Now assuming Mr. Wyllie is correct and Mr. Invictus does indeed consort with what passes for fascists in this country (not serious Old World political fascists by any stretch of the imagination; in a contemporary American context we’re talking about ignorant rednecks with guns who would like to victimize minorities if only the repressive American police state would get off their backs) one has to wonder what sort of mental gymnastics might lead one to combine liberty and fascism.  Talk about strange bed fellows.  I suppose you know the authentic old time fascists associated an excessive interest in one’s personal liberty with the sort of corrupt and effete scoundrel they imagined would prefer to live in a liberal democracy and they would have wasted no time at all pounding Mr. Invictus to a bloody pulp for even mentioning it.  Ah but there’s the rub!  Like the institutions that make up the “free market” for an economic conservative, if one is a violent bigot and agrees with what one imagines a fascist state might want to do as far as minority relations are concerned then the whole repressive apparatus of the fascist state may well fade into the background leaving only the perception of one’s liberty to finally do what one would have liked to do in the first place.  You know what I mean.  “I’ve wanted to kill that awful minority kid for some time but I can’t because of all those oppressive laws against murder.  My precious personal liberty is being violated.  But under a fascist state I imagine I’ll be able to murder people right and left.  My liberty will be restored!  Oh glorious day.  I’m going to join the Union of Libertarian Fascists right away!”
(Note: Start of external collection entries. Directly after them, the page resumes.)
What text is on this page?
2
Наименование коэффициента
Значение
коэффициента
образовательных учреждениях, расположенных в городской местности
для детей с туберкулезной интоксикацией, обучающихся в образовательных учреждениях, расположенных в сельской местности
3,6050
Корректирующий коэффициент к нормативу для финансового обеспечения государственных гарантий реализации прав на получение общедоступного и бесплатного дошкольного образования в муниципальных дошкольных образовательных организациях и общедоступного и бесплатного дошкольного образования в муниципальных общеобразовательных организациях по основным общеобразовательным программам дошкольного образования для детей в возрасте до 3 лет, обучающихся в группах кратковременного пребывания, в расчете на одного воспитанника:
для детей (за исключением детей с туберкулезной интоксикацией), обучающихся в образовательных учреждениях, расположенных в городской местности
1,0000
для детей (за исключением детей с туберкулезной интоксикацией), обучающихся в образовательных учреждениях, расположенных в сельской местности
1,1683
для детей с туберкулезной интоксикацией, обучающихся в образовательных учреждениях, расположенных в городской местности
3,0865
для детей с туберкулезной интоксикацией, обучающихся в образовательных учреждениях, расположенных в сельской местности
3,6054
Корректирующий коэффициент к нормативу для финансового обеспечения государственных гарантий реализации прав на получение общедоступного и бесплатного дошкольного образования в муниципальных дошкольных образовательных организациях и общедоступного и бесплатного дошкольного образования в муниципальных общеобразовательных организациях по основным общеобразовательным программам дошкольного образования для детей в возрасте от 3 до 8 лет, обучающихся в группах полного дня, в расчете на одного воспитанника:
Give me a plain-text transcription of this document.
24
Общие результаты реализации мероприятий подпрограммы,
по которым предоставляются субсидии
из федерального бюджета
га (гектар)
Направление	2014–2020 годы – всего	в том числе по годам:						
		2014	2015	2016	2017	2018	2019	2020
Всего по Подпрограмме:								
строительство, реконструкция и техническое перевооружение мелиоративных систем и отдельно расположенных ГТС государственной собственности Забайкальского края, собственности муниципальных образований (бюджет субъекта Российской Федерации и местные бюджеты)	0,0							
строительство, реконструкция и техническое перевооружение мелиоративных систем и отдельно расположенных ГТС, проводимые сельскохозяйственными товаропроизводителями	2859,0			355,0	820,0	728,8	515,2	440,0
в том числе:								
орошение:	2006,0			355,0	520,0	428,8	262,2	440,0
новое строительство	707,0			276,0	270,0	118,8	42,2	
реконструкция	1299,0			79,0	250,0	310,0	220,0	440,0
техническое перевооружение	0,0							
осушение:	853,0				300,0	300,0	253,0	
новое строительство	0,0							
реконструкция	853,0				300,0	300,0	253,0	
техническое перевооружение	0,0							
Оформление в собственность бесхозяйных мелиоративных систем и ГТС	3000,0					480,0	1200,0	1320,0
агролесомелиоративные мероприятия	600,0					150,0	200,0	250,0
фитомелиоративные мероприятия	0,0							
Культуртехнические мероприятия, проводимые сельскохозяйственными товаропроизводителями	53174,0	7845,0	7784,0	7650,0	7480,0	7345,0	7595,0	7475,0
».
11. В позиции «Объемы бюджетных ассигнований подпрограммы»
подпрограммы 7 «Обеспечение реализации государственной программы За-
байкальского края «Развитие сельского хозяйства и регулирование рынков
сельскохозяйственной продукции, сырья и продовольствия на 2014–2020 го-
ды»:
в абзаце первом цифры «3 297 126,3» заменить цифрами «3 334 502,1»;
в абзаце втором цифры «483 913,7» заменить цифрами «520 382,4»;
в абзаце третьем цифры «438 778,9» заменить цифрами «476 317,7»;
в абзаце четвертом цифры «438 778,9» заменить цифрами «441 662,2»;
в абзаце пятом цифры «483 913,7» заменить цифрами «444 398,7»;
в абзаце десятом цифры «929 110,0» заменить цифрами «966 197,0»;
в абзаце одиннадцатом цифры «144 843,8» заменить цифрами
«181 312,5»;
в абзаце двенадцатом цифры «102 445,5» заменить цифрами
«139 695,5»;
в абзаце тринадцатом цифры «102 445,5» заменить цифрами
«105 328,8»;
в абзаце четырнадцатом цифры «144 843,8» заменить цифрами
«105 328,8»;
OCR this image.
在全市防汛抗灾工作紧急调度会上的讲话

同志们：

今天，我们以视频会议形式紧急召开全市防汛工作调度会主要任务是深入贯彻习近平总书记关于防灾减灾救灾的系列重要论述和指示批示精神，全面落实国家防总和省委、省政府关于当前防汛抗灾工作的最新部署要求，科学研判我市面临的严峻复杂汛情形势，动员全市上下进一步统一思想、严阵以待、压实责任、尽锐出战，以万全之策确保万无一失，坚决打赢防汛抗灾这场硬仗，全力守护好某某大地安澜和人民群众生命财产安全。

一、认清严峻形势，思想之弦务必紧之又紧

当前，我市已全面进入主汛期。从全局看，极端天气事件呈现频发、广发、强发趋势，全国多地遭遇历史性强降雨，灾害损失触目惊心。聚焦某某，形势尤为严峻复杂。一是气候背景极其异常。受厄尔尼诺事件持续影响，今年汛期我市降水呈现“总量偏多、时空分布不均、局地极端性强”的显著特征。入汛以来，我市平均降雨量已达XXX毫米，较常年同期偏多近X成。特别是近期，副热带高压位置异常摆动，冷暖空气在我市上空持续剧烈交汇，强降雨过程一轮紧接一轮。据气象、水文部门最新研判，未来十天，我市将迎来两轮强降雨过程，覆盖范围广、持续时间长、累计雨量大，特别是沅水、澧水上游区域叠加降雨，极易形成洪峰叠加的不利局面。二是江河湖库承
Maybe I’m just imagining things.  I don’t really know that Mr. Invictus thinks highly of both fascism and libertarianism.  I was only going by what the former chairperson of the Libertarian Party for the state of Florida said and of course he might be making it all up.  Seems a little odd he would but then again pretty much everything having to do with libertarianism seems a little odd to me.  Maybe I’m thinking too much.  It’s not like libertarianism is some sort of serious political philosophy.  Just a bit of fun for people too stupid for the Stupid Party.  Heck, I can’t even make heads or tails of the massive conservative support for that guy with the funny hair and he’s the leading Republican candidate to be President of the US.  That’s mainstream Republicanism right there.  Why in the world would I imagine I could ever make sense of the crackpot libertarian wing of the conservative movement?  Probably best to just have a good laugh and move on to something a little more sensible.